Power troubles: Voters are unhappy and their sentiments are critical because Australia will have elections next year. Prime Minister Scott Morrison’s public ratings have hit an 18-month low primarily due to the rigid lockdown. Ironically, the PM took a private jet to meet his father at a time when citizens were forced indoors.
What Else Made The Signal?
Productive buy: Workplace productivity app maker Notion has acquired Indian startup Automate.io which helps integration with 200 services.
Howdy Paidy: PayPal is increasing its presence in Japan through the acquisition of Paidy, a “buy now, pay later" provider, for $2.7 billion.
Air power: The Tatas have clinched a deal to make aircraft for the Indian army, a first for the Indian private sector. It’ll make 56 transport planes with partner Airbus.
Payback time: Cognizant is paying $95 million as settlement to the US shareholders who filed a lawsuit against the company for bribing officials.
IPO plans: Indian ethnic wear company Fab India is planning a $1 billion share sale.

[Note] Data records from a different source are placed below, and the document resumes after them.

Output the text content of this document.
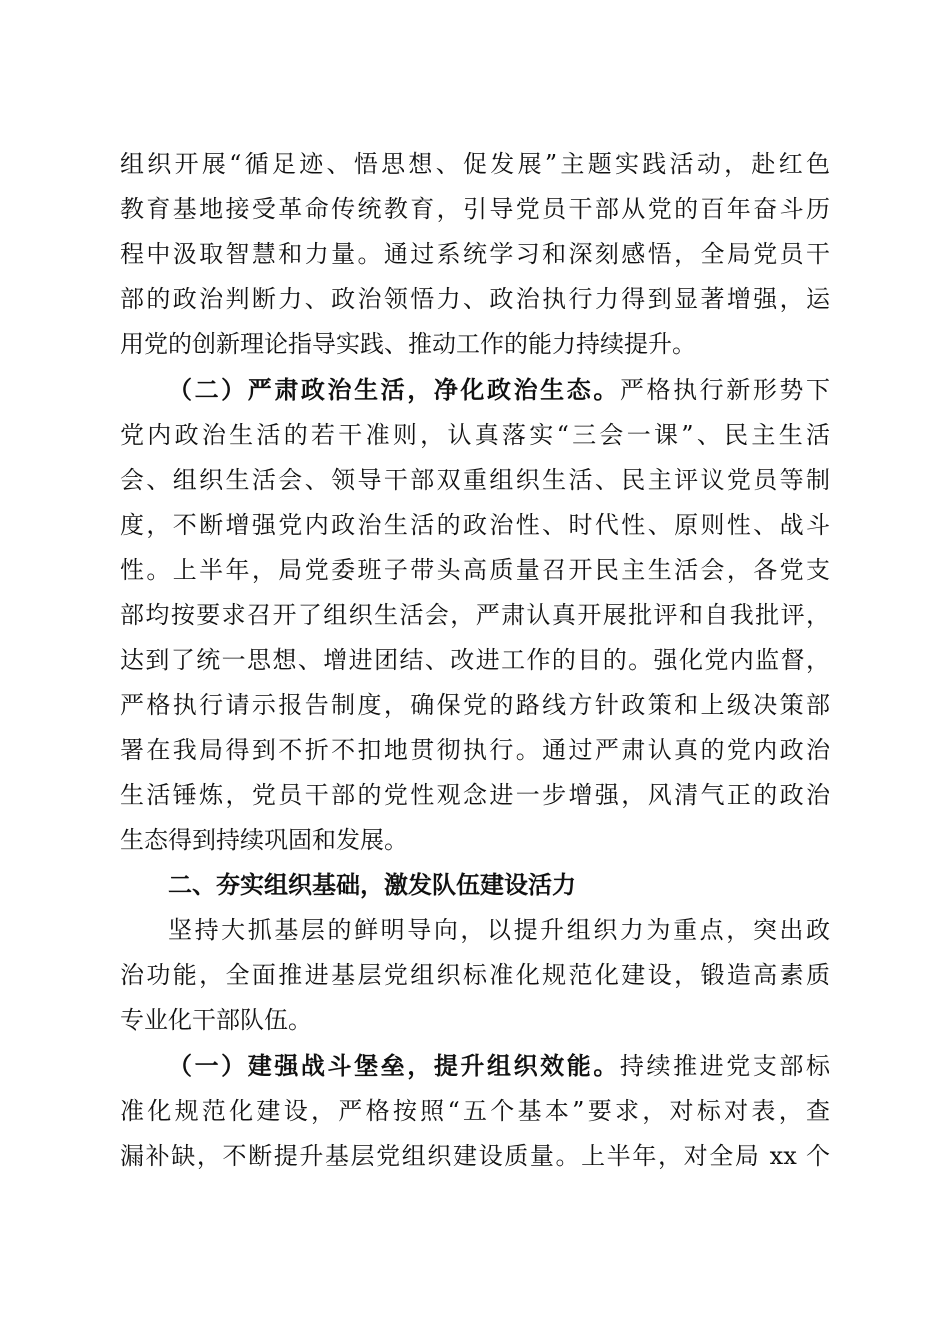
组织开展“循足迹、悟思想、促发展”主题实践活动，赴红色
教育基地接受革命传统教育，引导党员干部从党的百年奋斗历
程中汲取智慧和力量。通过系统学习和深刻感悟，全局党员干
部的政治判断力、政治领悟力、政治执行力得到显著增强，运
用党的创新理论指导实践、推动工作的能力持续提升。

（二）严肃政治生活，净化政治生态。严格执行新形势下
党内政治生活的若干准则，认真落实“三会一课”、民主生活
会、组织生活会、领导干部双重组织生活、民主评议党员等制
度，不断增强党内政治生活的政治性、时代性、原则性、战斗
性。上半年，局党委班子带头高质量召开民主生活会，各党支
部均按要求召开了组织生活会，严肃认真开展批评和自我批评，
达到了统一思想、增进团结、改进工作的目的。强化党内监督，
严格执行请示报告制度，确保党的路线方针政策和上级决策部
署在我局得到不折不扣地贯彻执行。通过严肃认真的党内政治
生活锤炼，党员干部的党性观念进一步增强，风清气正的政治
生态得到持续巩固和发展。

二、夯实组织基础，激发队伍建设活力

坚持大抓基层的鲜明导向，以提升组织力为重点，突出政
治功能，全面推进基层党组织标准化规范化建设，锻造高素质
专业化干部队伍。

（一）建强战斗堡垒，提升组织效能。持续推进党支部标
准化规范化建设，严格按照“五个基本”要求，对标对表，查
漏补缺，不断提升基层党组织建设质量。上半年，对全局 xx 个
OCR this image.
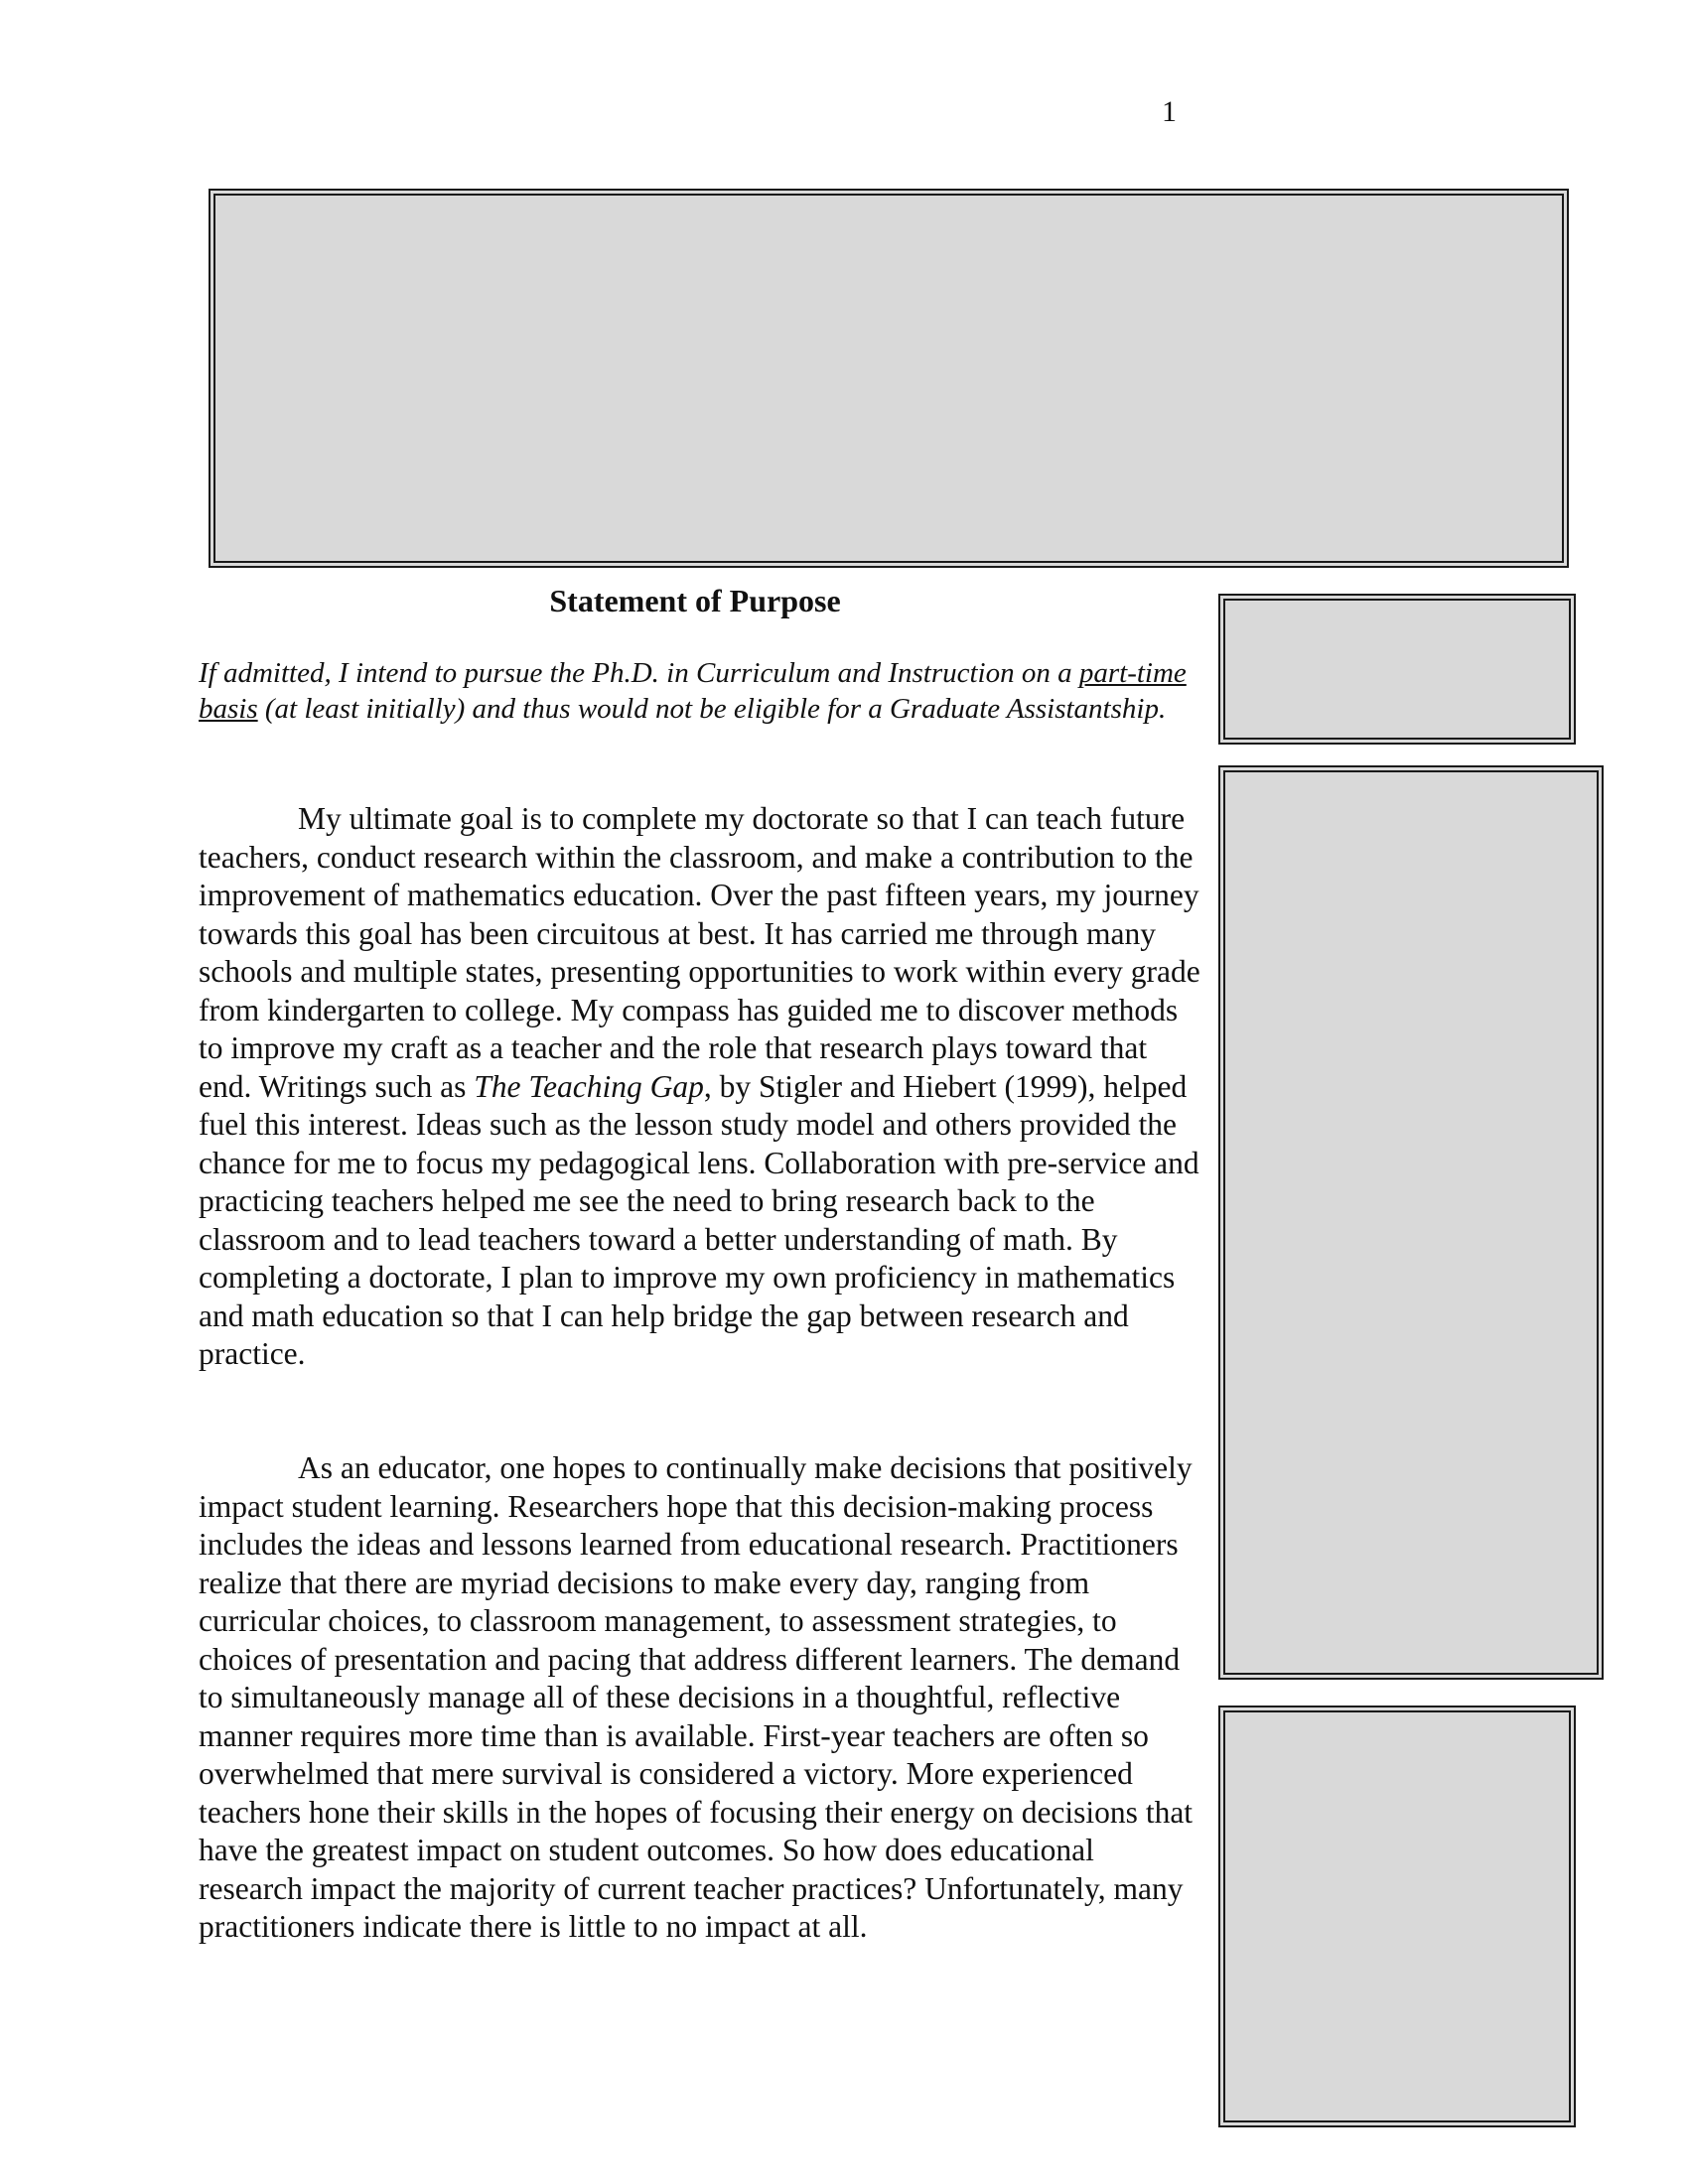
1
Statement of Purpose

If admitted, I intend to pursue the Ph.D. in Curriculum and Instruction on a part-time basis (at least initially) and thus would not be eligible for a Graduate Assistantship.

My ultimate goal is to complete my doctorate so that I can teach future teachers, conduct research within the classroom, and make a contribution to the improvement of mathematics education. Over the past fifteen years, my journey towards this goal has been circuitous at best. It has carried me through many schools and multiple states, presenting opportunities to work within every grade from kindergarten to college. My compass has guided me to discover methods to improve my craft as a teacher and the role that research plays toward that end. Writings such as The Teaching Gap, by Stigler and Hiebert (1999), helped fuel this interest. Ideas such as the lesson study model and others provided the chance for me to focus my pedagogical lens. Collaboration with pre-service and practicing teachers helped me see the need to bring research back to the classroom and to lead teachers toward a better understanding of math. By completing a doctorate, I plan to improve my own proficiency in mathematics and math education so that I can help bridge the gap between research and practice.

As an educator, one hopes to continually make decisions that positively impact student learning. Researchers hope that this decision-making process includes the ideas and lessons learned from educational research. Practitioners realize that there are myriad decisions to make every day, ranging from curricular choices, to classroom management, to assessment strategies, to choices of presentation and pacing that address different learners. The demand to simultaneously manage all of these decisions in a thoughtful, reflective manner requires more time than is available. First-year teachers are often so overwhelmed that mere survival is considered a victory. More experienced teachers hone their skills in the hopes of focusing their energy on decisions that have the greatest impact on student outcomes. So how does educational research impact the majority of current teacher practices? Unfortunately, many practitioners indicate there is little to no impact at all.
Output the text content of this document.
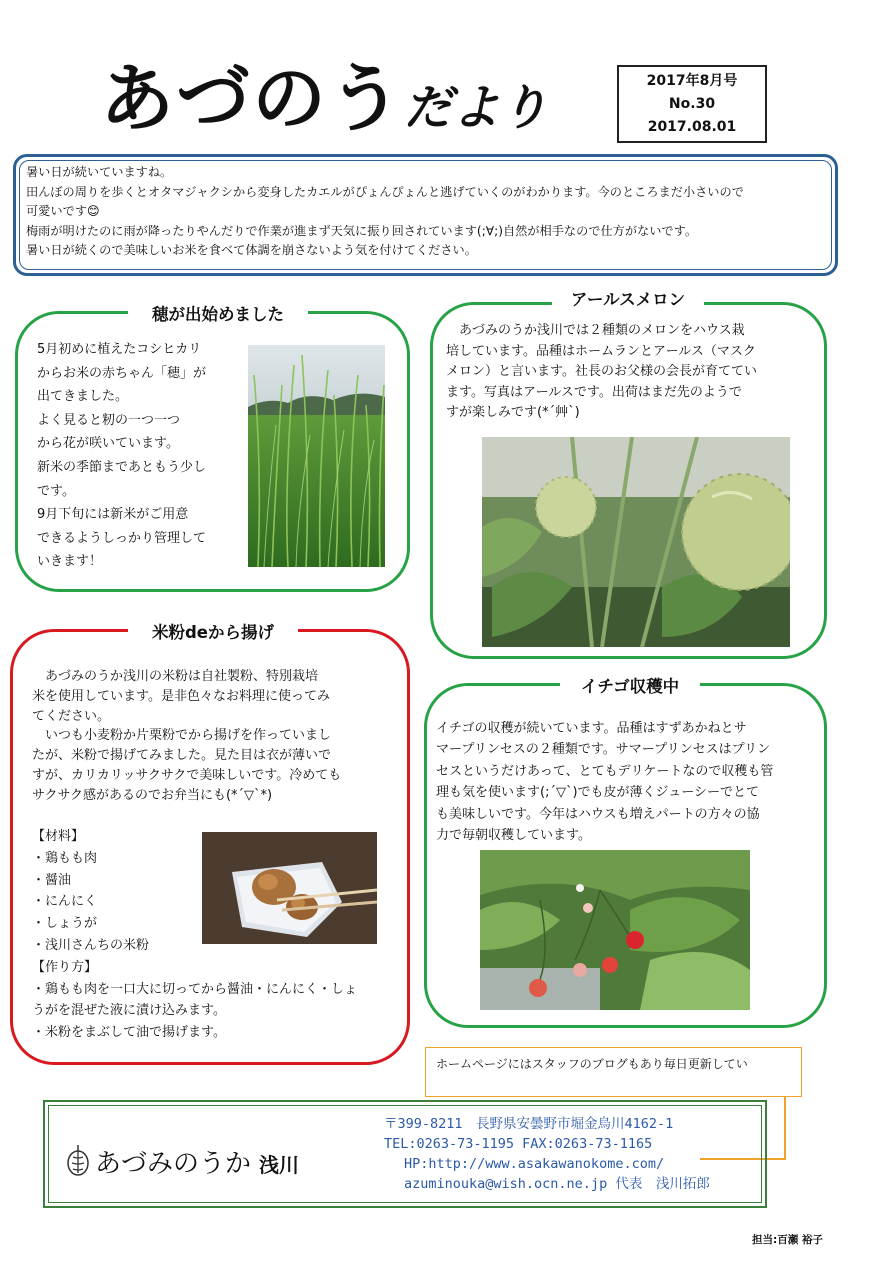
あづのうだより	2017年8月号
No.30
2017.08.01
暑い日が続いていますね。
田んぼの周りを歩くとオタマジャクシから変身したカエルがぴょんぴょんと逃げていくのがわかります。今のところまだ小さいので
可愛いです😊
梅雨が明けたのに雨が降ったりやんだりで作業が進まず天気に振り回されています(;∀;)自然が相手なので仕方がないです。
暑い日が続くので美味しいお米を食べて体調を崩さないよう気を付けてください。
穂が出始めました
5月初めに植えたコシヒカリ
からお米の赤ちゃん「穂」が
出てきました。
よく見ると籾の一つ一つ
から花が咲いています。
新米の季節まであともう少し
です。
9月下旬には新米がご用意
できるようしっかり管理して
いきます！
米粉deから揚げ
　あづみのうか浅川の米粉は自社製粉、特別栽培
米を使用しています。是非色々なお料理に使ってみ
てください。
　いつも小麦粉か片栗粉でから揚げを作っていまし
たが、米粉で揚げてみました。見た目は衣が薄いで
すが、カリカリッサクサクで美味しいです。冷めても
サクサク感があるのでお弁当にも(*´▽`*)
【材料】
・鶏もも肉
・醤油
・にんにく
・しょうが
・浅川さんちの米粉
【作り方】
・鶏もも肉を一口大に切ってから醤油・にんにく・しょ
うがを混ぜた液に漬け込みます。
・米粉をまぶして油で揚げます。
アールスメロン
　あづみのうか浅川では２種類のメロンをハウス栽
培しています。品種はホームランとアールス（マスク
メロン）と言います。社長のお父様の会長が育ててい
ます。写真はアールスです。出荷はまだ先のようで
すが楽しみです(*´艸`)
イチゴ収穫中
イチゴの収穫が続いています。品種はすずあかねとサ
マープリンセスの２種類です。サマープリンセスはプリン
セスというだけあって、とてもデリケートなので収穫も管
理も気を使います(;´▽`)でも皮が薄くジューシーでとて
も美味しいです。今年はハウスも増えパートの方々の協
力で毎朝収穫しています。
ホームページにはスタッフのブログもあり毎日更新してい
あづみのうか 浅川
〒399-8211　長野県安曇野市堀金烏川4162-1
TEL:0263-73-1195 FAX:0263-73-1165
HP:http://www.asakawanokome.com/
azuminouka@wish.ocn.ne.jp 代表　浅川拓郎
担当:百瀬 裕子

Chai-time: Tea startup, Vahdam India raised ₹174 crores in a funding round, as the company attempts to expand both online and offline in new locations.
Wingardium leviosa: Apple’s iPhone 13 event reveal is happening via a levitating logo that will take you into an alpine lake before revealing details. A clear embrace of the AR the company is moving towards.
I’m NOT a Slave 4U: Britney Spears may soon finally be free. Her father, Jamie Spears, has petitioned a court in Los Angeles to give up his control over her finances and life.
Rock collection: Perseverance, NASA’s Mars rover, is busy picking up mineral pieces on the Red Planet to analyse whether life and water existed there at some point. These will provide the first clues to extraterrestrial life.
In yesterday’s edition, we mistakenly referred to Hindustan Unilever as Hindustan Lever. Our apologies for the error.